Personal details
- Born: 1958 or 1959 (age 67–68)
- Party: Nationalist Congress

= Adolf Lu Hitler Marak =

Indian politician (born c. 1958)

Adolf Lu Hitler Rangsak Marak (born c. 1958) is an Indian politician of the Nationalist Congress Party who served as an environment and later cooperation minister until 2003 in the Government of Meghalaya.

==Biography==
As a member of the Nationalist Congress Party, Marak served as forest and environment minister in the government of E. K. Mawlong and later as cooperation minister under Chief Minister Flinder Anderson Khonglam.

He lost his seat in the state assembly following the February 2003 elections. On 27 June 2003, he was arrested on charges of maintaining links with the banned militant group Achik National Volunteers' Council. He was released on bail about a month later. The following year he lost the Garo Hills District Council election for the Dengnakpara G.D.C. constituency to Roster Sangma of the Congress. He lost the 2003 legislative election by just over 300 votes to Zenith Sangma.

During the 2008 assembly elections in Meghalaya, he was arrested for violating the model code while campaigning, leading to the newspaper headline, "Adolf Lu Hitler arrested by John F Kennedy", as Kennedy was the name of the police superintendent. He reemerged as the victor in the 2008 legislative elections.
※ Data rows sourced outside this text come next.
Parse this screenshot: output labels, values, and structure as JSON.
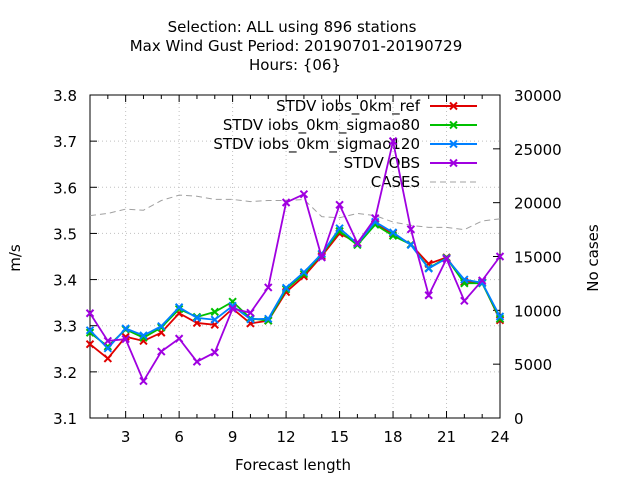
{
  "chart_data": {
    "type": "line",
    "title_lines": [
      "Selection: ALL using   896 stations",
      "Max Wind Gust   Period: 20190701-20190729",
      "Hours: {06}"
    ],
    "xlabel": "Forecast length",
    "ylabel": "m/s",
    "y2label": "No cases",
    "xlim": [
      1,
      24
    ],
    "ylim": [
      3.1,
      3.8
    ],
    "y2lim": [
      0,
      30000
    ],
    "xticks": [
      3,
      6,
      9,
      12,
      15,
      18,
      21,
      24
    ],
    "yticks": [
      3.1,
      3.2,
      3.3,
      3.4,
      3.5,
      3.6,
      3.7,
      3.8
    ],
    "y2ticks": [
      0,
      5000,
      10000,
      15000,
      20000,
      25000,
      30000
    ],
    "ytick_labels": [
      "3.1",
      "3.2",
      "3.3",
      "3.4",
      "3.5",
      "3.6",
      "3.7",
      "3.8"
    ],
    "legend_position": "top-right",
    "x": [
      1,
      2,
      3,
      4,
      5,
      6,
      7,
      8,
      9,
      10,
      11,
      12,
      13,
      14,
      15,
      16,
      17,
      18,
      19,
      20,
      21,
      22,
      23,
      24
    ],
    "series": [
      {
        "name": "STDV iobs_0km_ref",
        "color": "#e00000",
        "marker": "x",
        "axis": "y",
        "values": [
          3.26,
          3.229,
          3.276,
          3.267,
          3.285,
          3.327,
          3.306,
          3.302,
          3.337,
          3.305,
          3.311,
          3.373,
          3.407,
          3.451,
          3.5,
          3.48,
          3.52,
          3.5,
          3.476,
          3.434,
          3.448,
          3.395,
          3.394,
          3.312
        ]
      },
      {
        "name": "STDV iobs_0km_sigmao80",
        "color": "#00c000",
        "marker": "x",
        "axis": "y",
        "values": [
          3.285,
          3.255,
          3.292,
          3.274,
          3.296,
          3.336,
          3.319,
          3.33,
          3.352,
          3.316,
          3.311,
          3.379,
          3.412,
          3.455,
          3.505,
          3.475,
          3.519,
          3.495,
          3.476,
          3.425,
          3.447,
          3.392,
          3.392,
          3.315
        ]
      },
      {
        "name": "STDV iobs_0km_sigmao120",
        "color": "#0080ff",
        "marker": "x",
        "axis": "y",
        "values": [
          3.29,
          3.251,
          3.294,
          3.279,
          3.299,
          3.34,
          3.317,
          3.313,
          3.343,
          3.314,
          3.315,
          3.382,
          3.416,
          3.456,
          3.511,
          3.478,
          3.525,
          3.502,
          3.475,
          3.424,
          3.446,
          3.4,
          3.393,
          3.32
        ]
      },
      {
        "name": "STDV OBS",
        "color": "#a000e0",
        "marker": "x",
        "axis": "y",
        "values": [
          3.327,
          3.267,
          3.271,
          3.18,
          3.244,
          3.272,
          3.222,
          3.242,
          3.337,
          3.328,
          3.383,
          3.567,
          3.585,
          3.448,
          3.562,
          3.479,
          3.533,
          3.7,
          3.509,
          3.366,
          3.445,
          3.354,
          3.398,
          3.45
        ]
      },
      {
        "name": "CASES",
        "color": "#a0a0a0",
        "dash": true,
        "axis": "y2",
        "values": [
          18800,
          19000,
          19400,
          19300,
          20200,
          20700,
          20600,
          20300,
          20300,
          20100,
          20200,
          20200,
          20300,
          18700,
          18600,
          19000,
          18800,
          18200,
          17900,
          17700,
          17700,
          17500,
          18300,
          18500
        ]
      }
    ]
  }
}
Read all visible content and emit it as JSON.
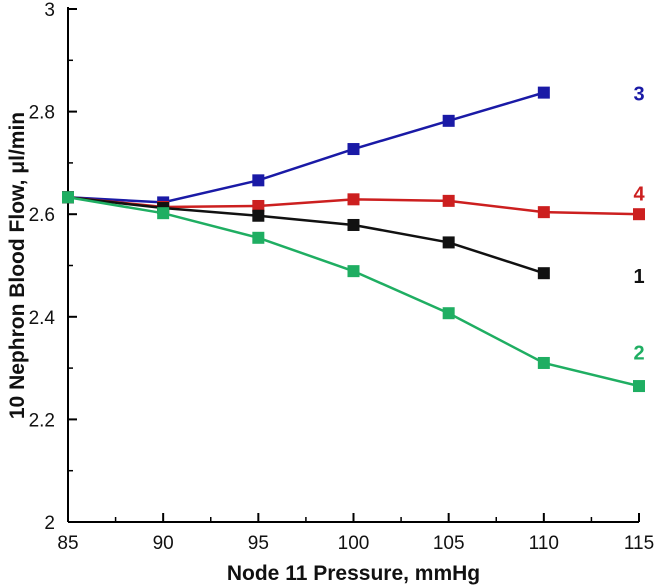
{
  "chart_data": {
    "type": "line",
    "xlabel": "Node 11 Pressure, mmHg",
    "ylabel": "10 Nephron Blood Flow, μl/min",
    "xlim": [
      85,
      115
    ],
    "ylim": [
      2,
      3
    ],
    "xticks": [
      "85",
      "90",
      "95",
      "100",
      "105",
      "110",
      "115"
    ],
    "yticks": [
      "2",
      "2.2",
      "2.4",
      "2.6",
      "2.8",
      "3"
    ],
    "series": [
      {
        "name": "3",
        "color": "#1a1aa6",
        "x": [
          85,
          90,
          95,
          100,
          105,
          110
        ],
        "values": [
          2.633,
          2.623,
          2.666,
          2.727,
          2.782,
          2.837
        ]
      },
      {
        "name": "4",
        "color": "#cc1f1f",
        "x": [
          85,
          90,
          95,
          100,
          105,
          110,
          115
        ],
        "values": [
          2.633,
          2.614,
          2.616,
          2.629,
          2.626,
          2.604,
          2.6
        ]
      },
      {
        "name": "1",
        "color": "#111111",
        "x": [
          85,
          90,
          95,
          100,
          105,
          110
        ],
        "values": [
          2.633,
          2.612,
          2.597,
          2.579,
          2.545,
          2.485
        ]
      },
      {
        "name": "2",
        "color": "#1fae62",
        "x": [
          85,
          90,
          95,
          100,
          105,
          110,
          115
        ],
        "values": [
          2.633,
          2.602,
          2.554,
          2.489,
          2.407,
          2.31,
          2.265
        ]
      }
    ]
  }
}
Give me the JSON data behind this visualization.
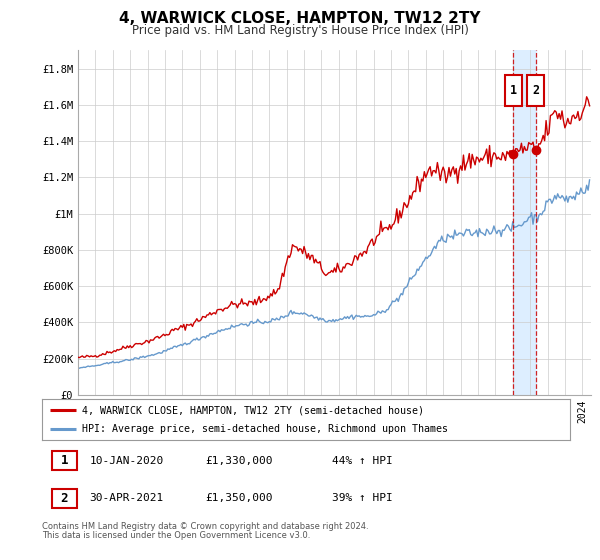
{
  "title": "4, WARWICK CLOSE, HAMPTON, TW12 2TY",
  "subtitle": "Price paid vs. HM Land Registry's House Price Index (HPI)",
  "legend_line1": "4, WARWICK CLOSE, HAMPTON, TW12 2TY (semi-detached house)",
  "legend_line2": "HPI: Average price, semi-detached house, Richmond upon Thames",
  "footnote1": "Contains HM Land Registry data © Crown copyright and database right 2024.",
  "footnote2": "This data is licensed under the Open Government Licence v3.0.",
  "marker1_label": "10-JAN-2020",
  "marker1_price": "£1,330,000",
  "marker1_hpi": "44% ↑ HPI",
  "marker2_label": "30-APR-2021",
  "marker2_price": "£1,350,000",
  "marker2_hpi": "39% ↑ HPI",
  "red_color": "#cc0000",
  "blue_color": "#6699cc",
  "shaded_color": "#ddeeff",
  "dashed_color": "#cc0000",
  "background_color": "#ffffff",
  "grid_color": "#cccccc",
  "yticks": [
    0,
    200000,
    400000,
    600000,
    800000,
    1000000,
    1200000,
    1400000,
    1600000,
    1800000
  ],
  "ytick_labels": [
    "£0",
    "£200K",
    "£400K",
    "£600K",
    "£800K",
    "£1M",
    "£1.2M",
    "£1.4M",
    "£1.6M",
    "£1.8M"
  ],
  "marker1_x": 2020.038,
  "marker2_x": 2021.33,
  "marker1_value": 1330000,
  "marker2_value": 1350000,
  "xlim_left": 1995.0,
  "xlim_right": 2024.5,
  "ylim_top": 1900000
}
In 2022 he joined the Trinamool Congress.

==Name==
In regard to his controversial name, Hitler Marak told the Hindustan Times, "Maybe my parents liked the name" and said, "I am happy with my name, although I don't have any dictatorial tendencies". He said immigration staff has asked about his name "many times" while traveling, but he tells them he "didn't have a role" in choosing it and has never struggled to obtain a visa.

In February 2013, it was widely reported in international media that Marak would be running again for the state assembly in Meghalaya, against some other oddly-named candidates, such as Frankenstein Momin and Billykid Sangma.